Изменить стиль страницы

В разное время его и называли по разному, вкладывая особый смысл в произношение слов «Государь», «Хозяин» и «Вождь».

Другое дело, что наша страна станет совершенно иной, если девиз «Служу своему государю!» наконец сменится и в чести станут гордые слова — «Служу своему государству!»

Эти мои отвлеченные размышления следует понимать так, что, на мой взгляд, правительство Черномырдина было сложено из разных людей. Были в нем сильные профессионалы, были и те, кого пропихивали в исполнительную власть всевозможные группы и группировки, обосновавшиеся в коридорах Кремля и администрации президента на Старой площади.

Я всегда удивлялся умению Черномырдина маневрировать среди этих разнонаправленных течений. Иногда мне казалось, что ему не хватает жесткости при отстаивании собственных позиций.

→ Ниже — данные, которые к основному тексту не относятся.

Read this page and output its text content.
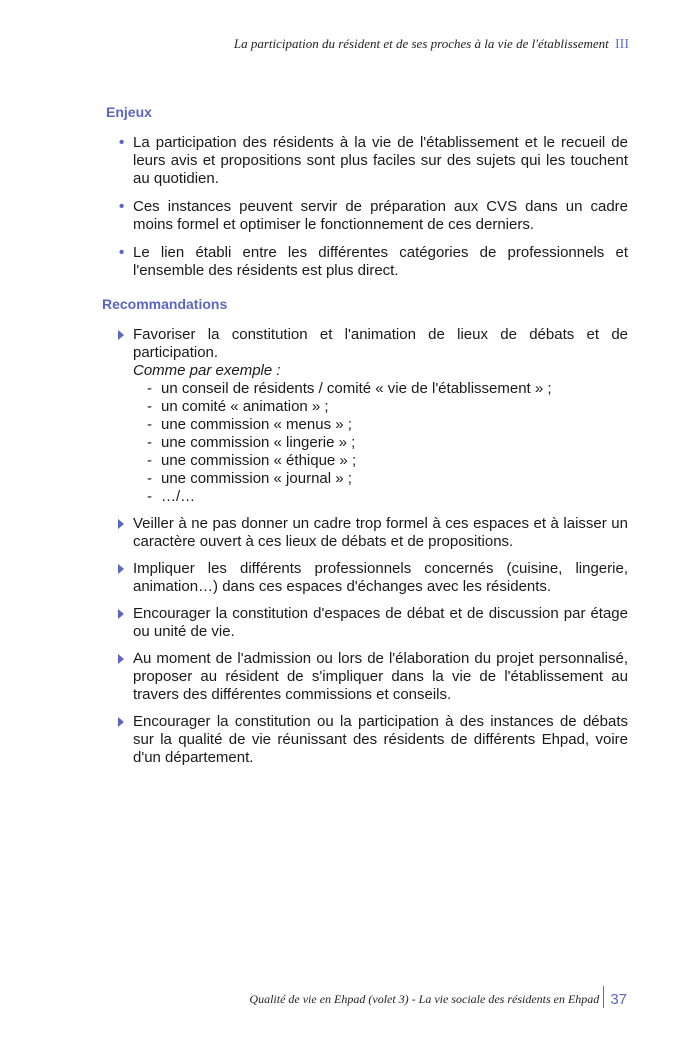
La participation du résident et de ses proches à la vie de l'établissement III
Enjeux
• La participation des résidents à la vie de l'établissement et le recueil de leurs avis et propositions sont plus faciles sur des sujets qui les touchent au quotidien.
• Ces instances peuvent servir de préparation aux CVS dans un cadre moins formel et optimiser le fonctionnement de ces derniers.
• Le lien établi entre les différentes catégories de professionnels et l'ensemble des résidents est plus direct.
Recommandations
Favoriser la constitution et l'animation de lieux de débats et de participation.
Comme par exemple :
- un conseil de résidents / comité « vie de l'établissement » ;
- un comité « animation » ;
- une commission « menus » ;
- une commission « lingerie » ;
- une commission « éthique » ;
- une commission « journal » ;
- …/…
Veiller à ne pas donner un cadre trop formel à ces espaces et à laisser un caractère ouvert à ces lieux de débats et de propositions.
Impliquer les différents professionnels concernés (cuisine, lingerie, animation…) dans ces espaces d'échanges avec les résidents.
Encourager la constitution d'espaces de débat et de discussion par étage ou unité de vie.
Au moment de l'admission ou lors de l'élaboration du projet personnalisé, proposer au résident de s'impliquer dans la vie de l'établissement au travers des différentes commissions et conseils.
Encourager la constitution ou la participation à des instances de débats sur la qualité de vie réunissant des résidents de différents Ehpad, voire d'un département.
Qualité de vie en Ehpad (volet 3) - La vie sociale des résidents en Ehpad 37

Что его мягкость и деликатность можно приберечь для другого случая.

Приход в правительство Анатолия Чубайса, Бориса Немцова и Альфреда Коха ознаменовался тем, что еженедельные заседания в кабинете премьер-министра, которые проводились Черномырдиным по понедельникам в половине десятого утра, стали начинаться на четверть часа позже обычного.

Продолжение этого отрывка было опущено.